Così, tanto per fare un esempio, il decreto legge n. 174/2012, che ha previsto il controllo dei rendiconti dei gruppi consiliari regionali, finiti sui giornali di tutta Italia per le spese “non istituzionali” addebitate, è stato impugnato dai diretti interessati ed è sub iudice dinanzi alla Corte costituzionale. Intanto il governo continua a non consentire il reclutamento di magistrati contabili che dovrebbero essere poco più di 600, mentre in servizio superano appena i 400, per controllare 16 ministeri, 20 regioni, più di 100 province, ed oltre 8000 comuni e giudicare su eventuali illeciti di amministratori e dipendenti.

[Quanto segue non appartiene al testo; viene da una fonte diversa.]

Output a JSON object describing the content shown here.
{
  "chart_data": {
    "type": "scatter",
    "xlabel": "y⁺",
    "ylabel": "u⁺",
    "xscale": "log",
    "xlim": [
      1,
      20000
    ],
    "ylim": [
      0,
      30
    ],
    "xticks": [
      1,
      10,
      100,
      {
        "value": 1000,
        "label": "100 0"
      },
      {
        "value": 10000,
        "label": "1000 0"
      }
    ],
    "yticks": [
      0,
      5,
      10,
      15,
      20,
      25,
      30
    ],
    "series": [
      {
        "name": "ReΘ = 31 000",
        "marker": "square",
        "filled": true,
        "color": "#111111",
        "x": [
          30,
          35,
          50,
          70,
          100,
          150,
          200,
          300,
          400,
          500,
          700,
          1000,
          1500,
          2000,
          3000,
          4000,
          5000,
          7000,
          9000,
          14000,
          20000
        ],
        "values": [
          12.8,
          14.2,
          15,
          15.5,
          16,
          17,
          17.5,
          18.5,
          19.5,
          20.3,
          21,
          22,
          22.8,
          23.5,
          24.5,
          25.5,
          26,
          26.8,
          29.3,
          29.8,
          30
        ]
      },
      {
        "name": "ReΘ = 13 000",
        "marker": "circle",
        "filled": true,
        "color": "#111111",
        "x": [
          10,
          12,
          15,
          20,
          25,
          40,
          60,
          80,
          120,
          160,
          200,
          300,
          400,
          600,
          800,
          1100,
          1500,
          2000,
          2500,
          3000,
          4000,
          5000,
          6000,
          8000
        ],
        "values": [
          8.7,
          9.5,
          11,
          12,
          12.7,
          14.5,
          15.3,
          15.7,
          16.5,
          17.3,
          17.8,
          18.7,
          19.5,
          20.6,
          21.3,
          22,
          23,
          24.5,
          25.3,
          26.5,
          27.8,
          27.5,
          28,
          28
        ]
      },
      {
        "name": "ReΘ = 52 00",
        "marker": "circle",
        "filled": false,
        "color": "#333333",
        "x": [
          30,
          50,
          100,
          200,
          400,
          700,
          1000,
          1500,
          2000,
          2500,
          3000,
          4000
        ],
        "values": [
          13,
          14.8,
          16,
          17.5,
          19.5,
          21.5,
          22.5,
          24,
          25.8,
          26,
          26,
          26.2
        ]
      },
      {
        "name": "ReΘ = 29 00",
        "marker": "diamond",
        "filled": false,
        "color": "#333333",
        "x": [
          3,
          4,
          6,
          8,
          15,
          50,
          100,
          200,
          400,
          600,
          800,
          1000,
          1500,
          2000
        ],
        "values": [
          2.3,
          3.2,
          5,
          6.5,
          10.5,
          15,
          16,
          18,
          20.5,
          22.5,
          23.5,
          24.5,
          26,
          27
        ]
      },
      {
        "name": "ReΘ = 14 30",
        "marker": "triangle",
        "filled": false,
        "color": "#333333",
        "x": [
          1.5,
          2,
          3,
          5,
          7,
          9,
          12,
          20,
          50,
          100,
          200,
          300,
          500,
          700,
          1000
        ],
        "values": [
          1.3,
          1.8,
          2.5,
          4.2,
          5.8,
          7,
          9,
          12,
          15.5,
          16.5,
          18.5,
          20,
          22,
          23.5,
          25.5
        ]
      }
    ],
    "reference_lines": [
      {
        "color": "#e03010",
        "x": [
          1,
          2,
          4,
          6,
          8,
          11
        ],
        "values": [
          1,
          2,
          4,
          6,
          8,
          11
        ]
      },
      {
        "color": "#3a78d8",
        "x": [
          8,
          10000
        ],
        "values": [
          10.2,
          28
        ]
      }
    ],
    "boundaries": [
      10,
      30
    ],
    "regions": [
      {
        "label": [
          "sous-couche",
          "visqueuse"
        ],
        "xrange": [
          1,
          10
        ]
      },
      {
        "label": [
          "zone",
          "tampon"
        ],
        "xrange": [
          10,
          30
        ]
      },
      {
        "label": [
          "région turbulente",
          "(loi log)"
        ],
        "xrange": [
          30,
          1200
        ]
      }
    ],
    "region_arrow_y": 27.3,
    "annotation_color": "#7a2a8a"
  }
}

E la gente che si chiede perché il Comune di Roma ha potuto indebitarsi come abbiamo letto in questi giorni. Forse non sarebbe accaduto se qualche segnale fosse giunto in Campidoglio. In modo tempestivo ed autorevole.

Il fatto è che la classe politica è da sempre ostile al controllo di legalità e se, di tanto in tanto, sull’onda della indignazione popolare, si vede costretta a dettare norme più rigide di gestione e ad attribuire nuovi controlli alla Corte dei conti, al giro di boa di qualche mese sindaci e presidenti di regioni ricorrono alla Corte costituzionale o suggeriscono modifiche alle Camere in modo da annacquare i controlli, mentre si leggono sui giornali dichiarazioni intimidatorie di politici spregiudicati che censurano le iniziative dei magistrati contabili. Per non dire delle limitazioni che dal 2009 hanno frenato l’azione delle Procure regionali.

I politici contano da sempre sulla memoria dei cittadini, che ritengono labile. Sbagliando, perché le persone perbene, che sono sempre la maggioranza in questo Paese, memorizzano gli scempi ai quali assistono, sicché spesso si verificano sorprese nei risultati elettorali, com’è accaduto e come potrà ancora accadere se non si volterà pagina rapidamente, passando dalle parole ai fatti. Per dare a chi paga le tasse la soddisfazione di ritrovare nell’azione delle amministrazioni pubbliche quell’efficienza che sola può giustificarle.